Using and Porting GNU CC
Using and Porting GNU CC
GNU C supports complex data types. You can declare both complex integer
types and complex floating types, using the keyword __complex__.
For example, `__complex__ double x;' declares x as a
variable whose real part and imaginary part are both of type
double. `__complex__ short int y;' declares y to
have real and imaginary parts of type short int; this is not
likely to be useful, but it shows that the set of complex types is
complete.
To write a constant with a complex data type, use the suffix `i' or
`j' (either one; they are equivalent). For example, 2.5fi
has type __complex__ float and 3i has type
__complex__ int.
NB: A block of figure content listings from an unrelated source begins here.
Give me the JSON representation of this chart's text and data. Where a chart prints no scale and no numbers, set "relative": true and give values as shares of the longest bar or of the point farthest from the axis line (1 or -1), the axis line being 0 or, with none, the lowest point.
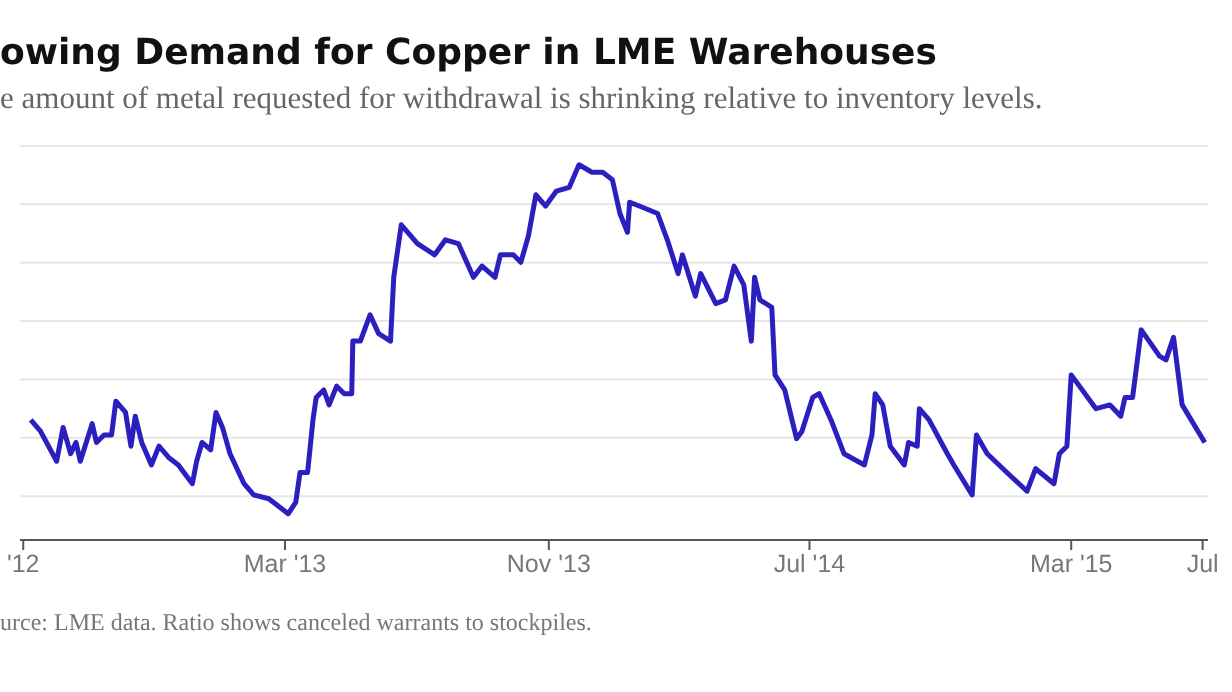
{
  "chart_data": {
    "type": "line",
    "title": "owing Demand for Copper in LME Warehouses",
    "subtitle": "e amount of metal requested for withdrawal is shrinking relative to inventory levels.",
    "annotations": [
      "urce: LME data. Ratio shows canceled warrants to stockpiles."
    ],
    "relative": true,
    "grid": "y",
    "xlim": [
      "2012-06-28",
      "2015-07-06"
    ],
    "xticks": [
      {
        "value": "2012-07-01",
        "label": "'12"
      },
      {
        "value": "2013-03-01",
        "label": "Mar '13"
      },
      {
        "value": "2013-11-01",
        "label": "Nov '13"
      },
      {
        "value": "2014-07-01",
        "label": "Jul '14"
      },
      {
        "value": "2015-03-01",
        "label": "Mar '15"
      },
      {
        "value": "2015-07-01",
        "label": "Jul"
      }
    ],
    "x": [
      "2012-07-08",
      "2012-07-17",
      "2012-08-01",
      "2012-08-07",
      "2012-08-14",
      "2012-08-19",
      "2012-08-23",
      "2012-09-03",
      "2012-09-07",
      "2012-09-14",
      "2012-09-21",
      "2012-09-25",
      "2012-10-04",
      "2012-10-09",
      "2012-10-13",
      "2012-10-19",
      "2012-10-28",
      "2012-11-04",
      "2012-11-13",
      "2012-11-22",
      "2012-12-05",
      "2012-12-09",
      "2012-12-14",
      "2012-12-22",
      "2012-12-27",
      "2013-01-02",
      "2013-01-09",
      "2013-01-22",
      "2013-01-31",
      "2013-02-14",
      "2013-03-04",
      "2013-03-11",
      "2013-03-15",
      "2013-03-22",
      "2013-03-27",
      "2013-03-30",
      "2013-04-06",
      "2013-04-11",
      "2013-04-18",
      "2013-04-25",
      "2013-05-02",
      "2013-05-03",
      "2013-05-10",
      "2013-05-19",
      "2013-05-27",
      "2013-06-07",
      "2013-06-10",
      "2013-06-17",
      "2013-07-02",
      "2013-07-18",
      "2013-07-28",
      "2013-08-09",
      "2013-08-23",
      "2013-08-31",
      "2013-09-12",
      "2013-09-17",
      "2013-09-29",
      "2013-10-06",
      "2013-10-13",
      "2013-10-20",
      "2013-10-29",
      "2013-11-08",
      "2013-11-20",
      "2013-11-29",
      "2013-12-11",
      "2013-12-21",
      "2013-12-30",
      "2014-01-06",
      "2014-01-13",
      "2014-01-15",
      "2014-01-24",
      "2014-02-10",
      "2014-02-19",
      "2014-03-01",
      "2014-03-05",
      "2014-03-17",
      "2014-03-22",
      "2014-04-05",
      "2014-04-14",
      "2014-04-22",
      "2014-05-01",
      "2014-05-08",
      "2014-05-11",
      "2014-05-16",
      "2014-05-27",
      "2014-05-30",
      "2014-06-08",
      "2014-06-19",
      "2014-06-24",
      "2014-07-04",
      "2014-07-10",
      "2014-07-21",
      "2014-08-02",
      "2014-08-21",
      "2014-08-28",
      "2014-08-31",
      "2014-09-07",
      "2014-09-14",
      "2014-09-27",
      "2014-10-01",
      "2014-10-09",
      "2014-10-11",
      "2014-10-20",
      "2014-11-06",
      "2014-11-12",
      "2014-11-29",
      "2014-12-03",
      "2014-12-13",
      "2015-01-04",
      "2015-01-19",
      "2015-01-27",
      "2015-02-13",
      "2015-02-18",
      "2015-02-25",
      "2015-03-01",
      "2015-03-24",
      "2015-04-06",
      "2015-04-16",
      "2015-04-20",
      "2015-04-27",
      "2015-05-05",
      "2015-05-22",
      "2015-05-28",
      "2015-06-04",
      "2015-06-12",
      "2015-07-03"
    ],
    "series": [
      {
        "color": "#2b1fc0",
        "values": [
          0.32,
          0.29,
          0.21,
          0.3,
          0.23,
          0.26,
          0.21,
          0.31,
          0.26,
          0.28,
          0.28,
          0.37,
          0.34,
          0.25,
          0.33,
          0.26,
          0.2,
          0.25,
          0.22,
          0.2,
          0.15,
          0.21,
          0.26,
          0.24,
          0.34,
          0.3,
          0.23,
          0.15,
          0.12,
          0.11,
          0.07,
          0.1,
          0.18,
          0.18,
          0.32,
          0.38,
          0.4,
          0.36,
          0.41,
          0.39,
          0.39,
          0.53,
          0.53,
          0.6,
          0.55,
          0.53,
          0.7,
          0.84,
          0.79,
          0.76,
          0.8,
          0.79,
          0.7,
          0.73,
          0.7,
          0.76,
          0.76,
          0.74,
          0.81,
          0.92,
          0.89,
          0.93,
          0.94,
          1,
          0.98,
          0.98,
          0.96,
          0.87,
          0.82,
          0.9,
          0.89,
          0.87,
          0.8,
          0.71,
          0.76,
          0.65,
          0.71,
          0.63,
          0.64,
          0.73,
          0.68,
          0.53,
          0.7,
          0.64,
          0.62,
          0.44,
          0.4,
          0.27,
          0.29,
          0.38,
          0.39,
          0.32,
          0.23,
          0.2,
          0.28,
          0.39,
          0.36,
          0.25,
          0.2,
          0.26,
          0.25,
          0.35,
          0.32,
          0.23,
          0.2,
          0.12,
          0.28,
          0.23,
          0.17,
          0.13,
          0.19,
          0.15,
          0.23,
          0.25,
          0.44,
          0.35,
          0.36,
          0.33,
          0.38,
          0.38,
          0.56,
          0.49,
          0.48,
          0.54,
          0.36,
          0.26
        ]
      }
    ]
  }
}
Such a constant always has a pure imaginary
value, but you can form any complex value you like by adding one to a
real constant.
To extract the real part of a complex-valued expression exp, write
__real__ exp. Likewise, use __imag__ to
extract the imaginary part.
The operator `~' performs complex conjugation when used on a value
with a complex type.
GNU CC can allocate complex automatic variables in a noncontiguous
fashion; it's even possible for the real part to be in a register while
the imaginary part is on the stack (or vice-versa). None of the
supported debugging info formats has a way to represent noncontiguous
allocation like this, so GNU CC describes a noncontiguous complex
variable as if it were two separate variables of noncomplex type.
If the variable's actual name is foo, the two fictitious
variables are named foo$real and foo$imag. You can
examine and set these two fictitious variables with your debugger.
A future version of GDB will know how to recognize such pairs and treat them as a single variable with a complex type.